Иного мнения придерживался П. М. Быков, председатель исполкома Екатеринбургского совета, которому за каждым деревом мерещился монархист: «С первых дней перевода Романовых в Екатеринбург сюда стали стекаться в большом количестве монархисты, начиная с полупомешанных барынь, графинь и баронесс всякого рода, вплоть до монашек, духовенства и представителей иностранных держав». По словам Быкова, снабжение царской семьи продуктами и обмен письмами были налажены через доктора Деревенко, имевшего доступ в Ипатьевский особняк для лечения больного наследника. Кроме того, как отмечал Быков, охрана перехватывала записки, спрятанные в караваи хлеба, бутылки с молоком. К примеру, такие: «Час освобождения приближается, и дни узурпаторов сочтены, – говорится в одной записке. – Славянские армии все более и более приближаются к Екатеринбургу. Они в нескольких верстах от города. Момент становится критическим и теперь надо бояться кровопролития. Этот момент наступил…»
«Ваши друзья не спят, – сообщается в другой записке. – Час, столь долгожданный, настал».
Ни о каких попытках спасти царя Престону не было известно. Быков же видел заговорщиков повсюду. Почти наверняка существовали преданные люди, намеревавшиеся вырвать государя и его семью из рук тюремщиков, но не сумевшие осуществить свои планы. Это подтверждают два письма, которые цитирует в своей книге генерал М. К. Дитерихс, начальник штаба армии Колчака, участвовавший в судебном разбирательстве по делу пленения и убийства царя и его семьи. Первое письмо принадлежит «неизвестному белому офицеру» и обращено к государю: «C Божьей помощью и Вашим хладнокровием надеемся достичь нашей цели, не рискуя ничем.
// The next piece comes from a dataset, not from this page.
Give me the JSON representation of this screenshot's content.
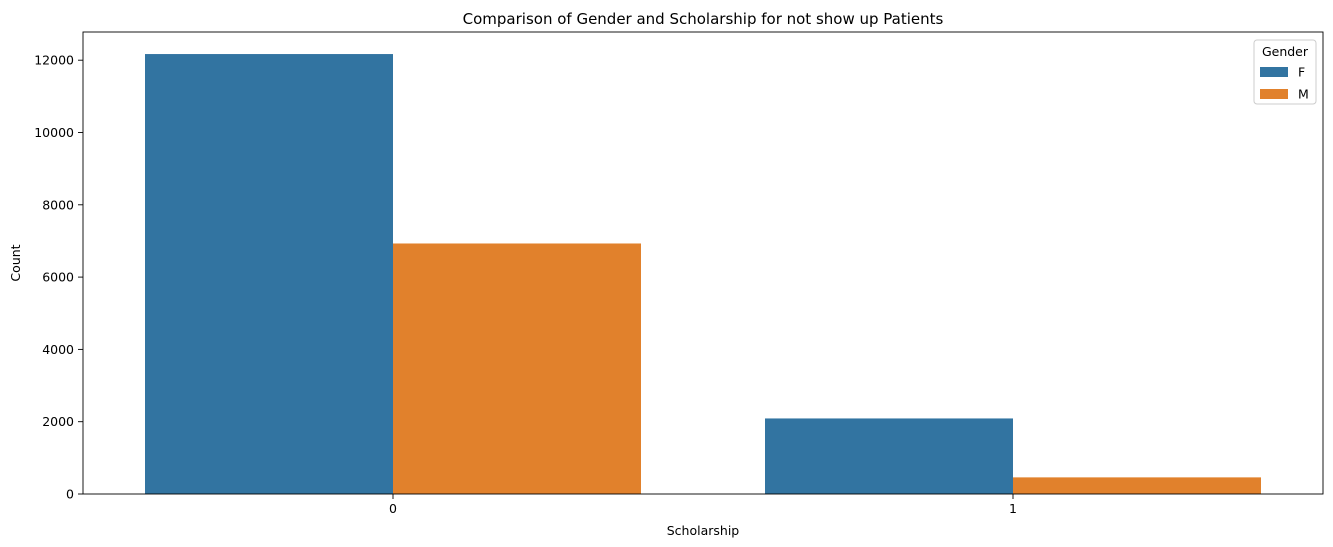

Необходимо расклеить одно из Ваших окон, чтобы вы могли его открыть; я прошу точно указать мне окно. В случае, если маленький царевич не может идти, дело сильно осложнится… Напишите, нужны ли два человека, чтобы его нести, и не возьмет ли это на себя кто-нибудь из вас. Нельзя ли было бы на 1 или 2 часа на это время усыпить царевича каким-нибудь наркотиком. Пусть решит это доктор… Будьте спокойны. Мы не предпримем ничего, не будучи совершенно уверены в удаче заранее. Даем Вам в этом торжественное обещание перед лицом Бога, истории, перед собственной совестью». Под письмом стояла подпись: «Офицер».